O debate sobre as contas externas se intensificou, nas últimas semanas, graças à expectativa de que Banco Central (BC), preocupado com o forte crescimento da demanda interna, voltará a aumentar, depois de quase três anos de alívio, a taxa básica de juros (Selic), hoje em 11,25% ao ano. Os críticos, dentro e fora do governo, da política monetária conduzida pelo BC temem que um aperto monetário aborte o atual ritmo de expansão do Produto Interno Bruto (PIB), hoje em torno de 5% ao ano.
A possibilidade de o país voltar a sofrer uma crise no balanço de pagamentos foi introduzida na agenda oficial em 6 de março, durante reunião do presidente Luiz Inácio Lula da Silva, no Palácio do Planalto, com o professor Luiz Gonzaga Belluzzo, da Unicamp, o ex-ministro Delfim Netto, o senador Aloísio Mercadante (PT-SP), o ministro da Fazenda, Guido Mantega, e o presidente do Banco Central, Henrique Meirelles.
No encontro, Delfim e Belluzzo advertiram que, mantido o atual curso da economia, com o dólar se desvalorizando e o risco de queda abrupta nos preços das commodities, se nada for feito, o Brasil pode chegar a 2010, ano da campanha sucessória, com o país tendo reconstruído um naco de dependência e, portanto, a vulnerabilidade externa. No limite, advertiram os conselheiros de Lula, o governo pode vir a entregar a economia brasileira a seu sucessor com uma situação externa em franca deterioração, numa reprodução do cenário que recebeu de Fernando Henrique Cardoso.

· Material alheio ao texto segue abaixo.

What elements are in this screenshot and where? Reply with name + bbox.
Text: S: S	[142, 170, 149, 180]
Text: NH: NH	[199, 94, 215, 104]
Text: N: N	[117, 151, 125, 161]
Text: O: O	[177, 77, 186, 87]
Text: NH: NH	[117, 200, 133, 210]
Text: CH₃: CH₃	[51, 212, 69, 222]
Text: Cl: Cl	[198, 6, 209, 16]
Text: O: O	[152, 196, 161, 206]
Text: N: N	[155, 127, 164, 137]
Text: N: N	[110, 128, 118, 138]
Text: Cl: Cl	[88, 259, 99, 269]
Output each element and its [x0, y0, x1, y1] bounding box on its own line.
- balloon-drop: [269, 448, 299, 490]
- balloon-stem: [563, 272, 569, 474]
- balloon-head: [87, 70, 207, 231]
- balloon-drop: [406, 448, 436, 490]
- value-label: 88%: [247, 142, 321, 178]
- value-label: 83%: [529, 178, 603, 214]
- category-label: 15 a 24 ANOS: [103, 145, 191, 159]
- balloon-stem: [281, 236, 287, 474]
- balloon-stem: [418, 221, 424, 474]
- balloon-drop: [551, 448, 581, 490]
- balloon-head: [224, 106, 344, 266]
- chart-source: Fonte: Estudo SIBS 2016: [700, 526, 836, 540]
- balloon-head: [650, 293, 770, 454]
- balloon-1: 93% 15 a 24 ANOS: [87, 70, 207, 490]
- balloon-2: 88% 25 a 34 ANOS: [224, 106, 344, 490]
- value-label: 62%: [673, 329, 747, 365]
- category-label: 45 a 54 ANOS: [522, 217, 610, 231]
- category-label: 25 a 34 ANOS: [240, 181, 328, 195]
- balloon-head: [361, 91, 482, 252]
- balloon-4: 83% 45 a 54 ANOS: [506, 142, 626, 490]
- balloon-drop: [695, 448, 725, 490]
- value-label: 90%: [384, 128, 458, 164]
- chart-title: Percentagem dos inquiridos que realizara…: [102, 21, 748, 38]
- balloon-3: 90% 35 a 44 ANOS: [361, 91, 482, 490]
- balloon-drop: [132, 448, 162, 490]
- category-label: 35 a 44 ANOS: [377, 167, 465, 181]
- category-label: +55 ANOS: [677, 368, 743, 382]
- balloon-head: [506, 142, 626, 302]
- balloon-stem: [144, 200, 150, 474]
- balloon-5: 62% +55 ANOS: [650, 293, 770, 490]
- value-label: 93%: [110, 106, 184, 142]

O diagnóstico encorajou a equipe econômica a iniciar um debate sobre eventuais alternativas ao modelo atual, que combina o regime de metas para inflação, o sistema de câmbio flutuante e a geração de superávits primários nas contas públicas. Fontes graduadas revelaram que uma das possibilidades em análise seria o Brasil vir a adotar um regime de metas para o câmbio, com a desvalorização forçada do real até um patamar a partir do qual haveria um piso. Este seria um piso informal, não anunciado ao público, num sistema de grande semelhança ao que Coréia, Japão e outros asiáticos já fazem há pelo menos uns 30 anos.
Não há qualquer decisão sobre esse tema e o presidente Lula não abençoou, pelo menos não ainda, idéias nesse sentido, mas um ministro informou que o "debate está sendo levado por Mantega ao Planalto".
Menos de uma semana depois da reunião com Delfim e Belluzzo, o Ministério da Fazenda anunciou medidas para conter a apreciação do real. Em geral, as iniciativas foram consideradas inócuas tanto pelo mercado quanto por setores do governo. O ministro Guido Mantega afirmou que o modelo de desenvolvimento do país era o da Ásia, onde as principais economias mantêm o câmbio desvalorizado para estimular as exportações.
Alguns dias depois, Mantega tornou pública a intenção de adotar medidas para conter a expansão do crédito, numa tentativa de jogar água fria no aquecimento da demanda e de evitar que o Banco Central, responsável pela administração do regime de metas para a inflação, seja forçado a elevar a taxa Selic. Dois dias depois, apoiado pela ministra-chefe da Casa Civil, Dilma Rousseff, o presidente Lula desautorizou essa idéia, pois uma redução da oferta de crédito afetaria justamente os mais pobres, que estão tendo a oportunidade de consumir bens antes inacessíveis.
Outro aspecto problemático da mesma discussão é a possibilidade de um déficit em transações correntes crescente produzir uma desvalorização cambial importante que também gere pressões inflacionárias. A valorização da taxa de câmbio foi um dos principais atores da política de controle inflacionário dos últimos anos e, agora, não mais se poderia contar com essa contribuição. São esses cenários que orientam o debate econômico no governo, hoje, onde a grande variável para moldar o futuro é a taxa de câmbio. Sabe-se que mudar a política cambial a essa altura pode ser algo desastroso, mas o debate não está censurado.